SPEAKER_01Yeah, no open surgery at all for these IBD protocols. It's usually just a standard IV infusion or in some musculoskeletal cases, targeted injections. It's designed to minimize stress on the patient.
SPEAKER_00Okay, so let's talk about the actual patient experience there. Because their medical team includes experts across internal medicine, neurology, rehabilitation. And they operate on these three core commitments.
SPEAKER_01Right. Clinical depth, compassionate care, and transparent advice.
SPEAKER_00I mean, clinical depth and compassionate care make sense, especially if you were traveling internationally. But the transparent advice part really caught my eye.
SPEAKER_01It is arguably their most important commitment. If a patient reaches out and their medical history shows they won't actually benefit from the therapy, Cyren SL will honestly just tell them no.
SPEAKER_00Wait, really? They just turn the business away.
SPEAKER_01Yes. They refuse to perform the treatment if the science doesn't support it for that specific patient. It is about building long-term trust, not just selling a procedure.
SPEAKER_00Aaron Powell, which is so refreshing in a space that can be, well, a little chaotic.
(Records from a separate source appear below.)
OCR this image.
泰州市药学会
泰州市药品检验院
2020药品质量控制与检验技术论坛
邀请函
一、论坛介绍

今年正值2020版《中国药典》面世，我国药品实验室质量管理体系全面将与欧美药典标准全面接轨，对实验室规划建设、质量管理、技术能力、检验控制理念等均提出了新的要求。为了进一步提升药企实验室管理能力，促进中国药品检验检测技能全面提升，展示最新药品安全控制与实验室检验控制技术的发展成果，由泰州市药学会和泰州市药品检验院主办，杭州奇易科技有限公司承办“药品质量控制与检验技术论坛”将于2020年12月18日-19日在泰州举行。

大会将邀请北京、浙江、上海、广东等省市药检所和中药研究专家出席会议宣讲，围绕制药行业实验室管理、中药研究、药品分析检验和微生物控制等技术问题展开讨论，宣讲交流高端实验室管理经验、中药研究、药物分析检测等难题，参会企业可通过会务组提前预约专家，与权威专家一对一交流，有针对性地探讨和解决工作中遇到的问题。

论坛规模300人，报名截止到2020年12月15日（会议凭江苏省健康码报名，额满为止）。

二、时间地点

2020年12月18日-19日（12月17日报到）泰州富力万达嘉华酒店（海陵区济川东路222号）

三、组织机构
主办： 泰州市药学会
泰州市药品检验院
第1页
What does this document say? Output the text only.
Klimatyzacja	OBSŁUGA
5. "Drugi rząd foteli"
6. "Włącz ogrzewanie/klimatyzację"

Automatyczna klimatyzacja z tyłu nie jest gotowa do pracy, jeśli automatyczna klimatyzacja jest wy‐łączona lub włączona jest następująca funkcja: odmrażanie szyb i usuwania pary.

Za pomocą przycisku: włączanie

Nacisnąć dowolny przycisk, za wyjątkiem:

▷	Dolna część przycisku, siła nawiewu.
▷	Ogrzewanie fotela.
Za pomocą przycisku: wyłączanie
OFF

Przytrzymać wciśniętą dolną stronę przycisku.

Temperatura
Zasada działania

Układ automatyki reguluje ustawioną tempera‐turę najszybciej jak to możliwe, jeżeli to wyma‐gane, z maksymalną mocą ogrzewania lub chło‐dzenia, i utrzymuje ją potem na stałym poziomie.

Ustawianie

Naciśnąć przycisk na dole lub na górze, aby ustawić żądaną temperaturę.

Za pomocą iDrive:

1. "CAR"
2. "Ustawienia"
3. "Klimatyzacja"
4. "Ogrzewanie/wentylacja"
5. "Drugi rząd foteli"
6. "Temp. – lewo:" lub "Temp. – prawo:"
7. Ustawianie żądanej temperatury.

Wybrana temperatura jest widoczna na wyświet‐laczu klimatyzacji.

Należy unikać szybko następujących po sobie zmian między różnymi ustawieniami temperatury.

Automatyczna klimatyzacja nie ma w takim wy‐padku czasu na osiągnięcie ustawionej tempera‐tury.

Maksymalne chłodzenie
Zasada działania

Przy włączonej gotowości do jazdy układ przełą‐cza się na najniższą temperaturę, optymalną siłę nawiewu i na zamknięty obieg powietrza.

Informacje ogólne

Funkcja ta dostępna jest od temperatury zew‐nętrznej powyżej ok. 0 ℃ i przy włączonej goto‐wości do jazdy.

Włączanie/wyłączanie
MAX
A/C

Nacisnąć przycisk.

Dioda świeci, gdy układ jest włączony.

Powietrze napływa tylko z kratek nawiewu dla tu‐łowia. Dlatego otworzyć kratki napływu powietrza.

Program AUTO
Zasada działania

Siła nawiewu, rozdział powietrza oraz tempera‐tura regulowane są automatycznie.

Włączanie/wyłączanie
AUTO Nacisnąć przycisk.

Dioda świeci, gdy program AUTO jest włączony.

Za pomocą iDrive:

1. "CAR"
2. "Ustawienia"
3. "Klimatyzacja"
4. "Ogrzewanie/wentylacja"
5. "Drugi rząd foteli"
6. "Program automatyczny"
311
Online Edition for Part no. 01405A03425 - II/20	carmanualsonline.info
SPEAKER_01It really is. It shifts the dynamic back to ethical, realistic care.
SPEAKER_00So synthesizing all of this for you listening at home, we have covered a lot of ground today. We looked at the chronic battleground of IBD and just how limiting current drugs can be when it comes to actual tissue repair.
SPEAKER_01Right, the fire extinguisher versus the burnt house.
SPEAKER_00Exactly. And we've seen how MSC therapy, when it's practiced responsibly by clinics like SIRA and SL, offers a really promising, though still evolving, adjunct to help repair the gut.
SPEAKER_01And if you are navigating a complex chronic condition, I mean it can be incredibly overwhelming. But understanding the why behind these treatments is just crucial.
SPEAKER_00Yeah, knowing that regenerative medicine is a partner to traditional care, not a magic eraser.
SPEAKER_01Exactly. It empowers you to make informed decisions without falling victim to false hope.
SPEAKER_00Well said. And I want to leave you with a final thought to ponder today. We have just talked about how mesenchymal stem cells can be directed to essentially act as diplomats, right? Negotiating this truce with a misfiring immune system in the gut while simultaneously rebuilding tissue.
SPEAKER_01Right, calming the alarms and repairing the damage.
SPEAKER_00Exactly. So if we can harness that, what other incurable inflammatory fires in the human body might this exact same cellular diplomacy eventually extinguish?
SPEAKER_01Oh, that is the exact question driving the future of this entire field. It is a very exciting thought.